Whitehead Institute researchers have described a new drug discovery technique which uses yeast cells to both synthesise and screen novel compounds. Writing in the journal Nature Chemical Biology, the team have demonstrated that they can negate the toxic effects of α-synuclein in a yeast model that mimics much of the cellular pathology of Parkinson’s disease. α-Synuclein accumulates in vulnerable brain cells in patients with Parkinson’s disease, and the team had previously shown that yeast cells engineered to express large amounts of α-synuclein do not survive. In the new study, yeast cells were engineered to produce cyclic peptides – which target protein-protein interactions – and the α-synuclein was then switched on. The cells that produced cyclic peptides that protect against α-synuclein toxicity survived: the rest died. Out of a library of millions of cyclic peptides, only two were found to rescue yeast cells from α-synuclein toxicity. Although it is not yet clear how the cyclic peptides protect the cells – they were shown not to affect vesicle trafficking – both peptides share a structural motif with thioredoxins, proteins that act as antioxidants; metal transport proteins and proteins that regulate gene activity. The team are now working to determine the precise mechanism of action and to develop new analogues of the peptides.

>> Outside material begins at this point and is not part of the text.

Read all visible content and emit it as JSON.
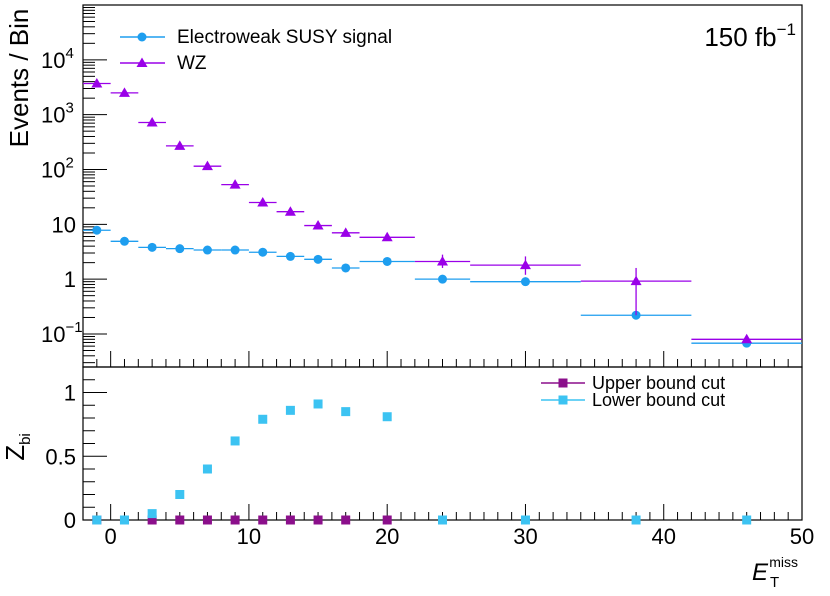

In a follow-on study carried out by researchers at the University of Alabama, these two cyclic peptides were also found to protect dopaminergic neurones in a C. elegans model of Parkinson’s disease.
The new technique is rapid and inexpensive compared with other methods of lead discovery, and should be applicable to other diseases where key aspects of the pathology can be modelled in yeast or mammalian cells.